Eugene thought back through the South Florida Hatian culture he'd been mentally chronicling most of his adult life.  He remembered the last time an houngan sought the dark side of the magic - Armand Toussaint.

“I haven’t heard of any bokor in Miami since Toussaint was killed near Omni Mall back in ’86,” recalled Gabe, who was part of the task force charged with bringing down the criminal the public referred to as the Medicine Man of Lemon City.  The Haitian community knew just was kind of danger a bokor like Toussaint represented.  Therefore the community was very content to let mainstream Miami remember him as a nothing more than a trigger-happy pill pusher.  “You know we’re just not that kind of community, anymore,” the chief said wearily, not wanting to believe what yesterday's incident might mean.

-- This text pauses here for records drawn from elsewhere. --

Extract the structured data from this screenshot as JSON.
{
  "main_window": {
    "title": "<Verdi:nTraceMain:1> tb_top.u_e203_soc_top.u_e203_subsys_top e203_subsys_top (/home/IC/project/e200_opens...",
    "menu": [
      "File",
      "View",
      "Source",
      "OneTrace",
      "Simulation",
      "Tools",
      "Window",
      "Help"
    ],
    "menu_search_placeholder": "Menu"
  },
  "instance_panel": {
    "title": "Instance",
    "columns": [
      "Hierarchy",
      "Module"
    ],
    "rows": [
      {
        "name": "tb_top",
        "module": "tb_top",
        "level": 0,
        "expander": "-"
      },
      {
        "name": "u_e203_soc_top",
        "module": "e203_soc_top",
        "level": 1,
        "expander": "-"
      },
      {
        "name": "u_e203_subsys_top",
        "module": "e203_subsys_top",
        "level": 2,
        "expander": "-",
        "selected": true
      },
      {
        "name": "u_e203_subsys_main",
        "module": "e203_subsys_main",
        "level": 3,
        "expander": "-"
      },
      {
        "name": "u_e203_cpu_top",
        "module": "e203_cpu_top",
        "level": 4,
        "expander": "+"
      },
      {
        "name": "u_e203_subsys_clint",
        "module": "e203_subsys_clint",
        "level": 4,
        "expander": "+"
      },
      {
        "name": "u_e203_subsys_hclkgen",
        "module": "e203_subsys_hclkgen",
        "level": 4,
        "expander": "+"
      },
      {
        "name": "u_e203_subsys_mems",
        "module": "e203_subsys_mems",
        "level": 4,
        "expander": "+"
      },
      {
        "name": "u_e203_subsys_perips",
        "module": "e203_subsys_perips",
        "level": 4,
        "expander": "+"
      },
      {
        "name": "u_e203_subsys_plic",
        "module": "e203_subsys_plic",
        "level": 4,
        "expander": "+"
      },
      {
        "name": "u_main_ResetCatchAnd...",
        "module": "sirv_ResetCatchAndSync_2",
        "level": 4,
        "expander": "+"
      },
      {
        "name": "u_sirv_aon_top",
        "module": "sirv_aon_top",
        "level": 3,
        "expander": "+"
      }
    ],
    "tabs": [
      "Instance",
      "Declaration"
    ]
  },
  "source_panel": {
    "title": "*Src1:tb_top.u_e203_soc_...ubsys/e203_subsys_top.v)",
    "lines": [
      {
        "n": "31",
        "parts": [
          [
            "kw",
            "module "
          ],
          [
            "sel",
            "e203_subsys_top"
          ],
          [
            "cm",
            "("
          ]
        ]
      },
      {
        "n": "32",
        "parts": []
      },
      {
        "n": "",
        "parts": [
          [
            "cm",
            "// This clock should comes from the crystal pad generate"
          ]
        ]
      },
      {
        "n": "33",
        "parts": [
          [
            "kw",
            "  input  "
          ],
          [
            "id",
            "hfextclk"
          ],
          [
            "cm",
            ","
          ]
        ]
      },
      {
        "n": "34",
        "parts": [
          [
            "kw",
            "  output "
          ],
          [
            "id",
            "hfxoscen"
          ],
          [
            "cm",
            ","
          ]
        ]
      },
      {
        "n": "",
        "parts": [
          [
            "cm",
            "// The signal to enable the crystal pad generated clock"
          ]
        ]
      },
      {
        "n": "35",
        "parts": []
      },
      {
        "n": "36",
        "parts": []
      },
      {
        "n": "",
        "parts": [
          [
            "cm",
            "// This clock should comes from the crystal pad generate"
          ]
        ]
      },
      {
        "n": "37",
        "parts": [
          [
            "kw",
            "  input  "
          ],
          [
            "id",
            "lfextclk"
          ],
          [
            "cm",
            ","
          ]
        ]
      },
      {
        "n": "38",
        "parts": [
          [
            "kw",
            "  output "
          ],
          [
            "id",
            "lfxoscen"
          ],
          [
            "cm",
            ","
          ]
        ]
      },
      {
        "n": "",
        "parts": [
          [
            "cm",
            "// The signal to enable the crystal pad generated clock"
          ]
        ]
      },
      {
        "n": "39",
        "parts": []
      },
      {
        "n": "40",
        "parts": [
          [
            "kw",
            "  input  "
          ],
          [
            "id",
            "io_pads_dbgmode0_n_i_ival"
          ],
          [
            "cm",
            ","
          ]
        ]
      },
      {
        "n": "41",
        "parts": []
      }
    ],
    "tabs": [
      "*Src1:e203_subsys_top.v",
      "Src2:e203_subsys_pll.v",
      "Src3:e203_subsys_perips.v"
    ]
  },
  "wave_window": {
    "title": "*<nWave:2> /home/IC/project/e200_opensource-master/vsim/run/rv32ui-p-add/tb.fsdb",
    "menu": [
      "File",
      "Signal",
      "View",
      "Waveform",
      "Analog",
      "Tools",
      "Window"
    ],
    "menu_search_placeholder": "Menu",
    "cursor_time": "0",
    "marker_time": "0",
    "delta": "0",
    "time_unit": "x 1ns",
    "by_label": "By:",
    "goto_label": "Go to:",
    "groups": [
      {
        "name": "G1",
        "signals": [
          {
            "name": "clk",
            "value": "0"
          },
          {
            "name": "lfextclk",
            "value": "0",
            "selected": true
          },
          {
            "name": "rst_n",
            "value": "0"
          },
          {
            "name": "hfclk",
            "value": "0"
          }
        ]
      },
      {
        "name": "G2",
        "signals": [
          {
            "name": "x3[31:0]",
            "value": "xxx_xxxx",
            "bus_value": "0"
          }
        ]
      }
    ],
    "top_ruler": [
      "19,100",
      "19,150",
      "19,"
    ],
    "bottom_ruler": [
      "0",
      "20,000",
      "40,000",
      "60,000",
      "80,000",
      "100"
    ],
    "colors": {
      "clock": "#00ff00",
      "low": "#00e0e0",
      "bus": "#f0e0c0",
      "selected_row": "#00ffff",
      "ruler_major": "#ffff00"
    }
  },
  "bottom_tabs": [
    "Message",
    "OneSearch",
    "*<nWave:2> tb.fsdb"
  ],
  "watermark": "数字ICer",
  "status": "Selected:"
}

Neither did Gabe want to believe that their peaceful enclave might have a priest who sought the dark arts.  Still, the evidence was so troubling, “It sure seems like someone’s out to change what kind of vodou is practiced in South Florida,” replied Eugene. If there is one person who might know, thought the detective, it would be the High Priestess of Palm Beach, Marie Antoinette Marçon, a mambo who leads a vodou community in the heavily Haitian city of Delray Beach, a suburb of West Palm.

“Think Marie would know?” Eugene asked the Chief.

“She’s as good a lead as any.  Shall we take a drive?” suggested Gabe.

“Let’s go.”  Eugene stood, dropped a few dollars on the table, waved to Ramon, and followed the chief out the door.

“You drive, I’m tired of always toting you around,” Gabe smiled as he slid into the passenger seat of Eugene’s car.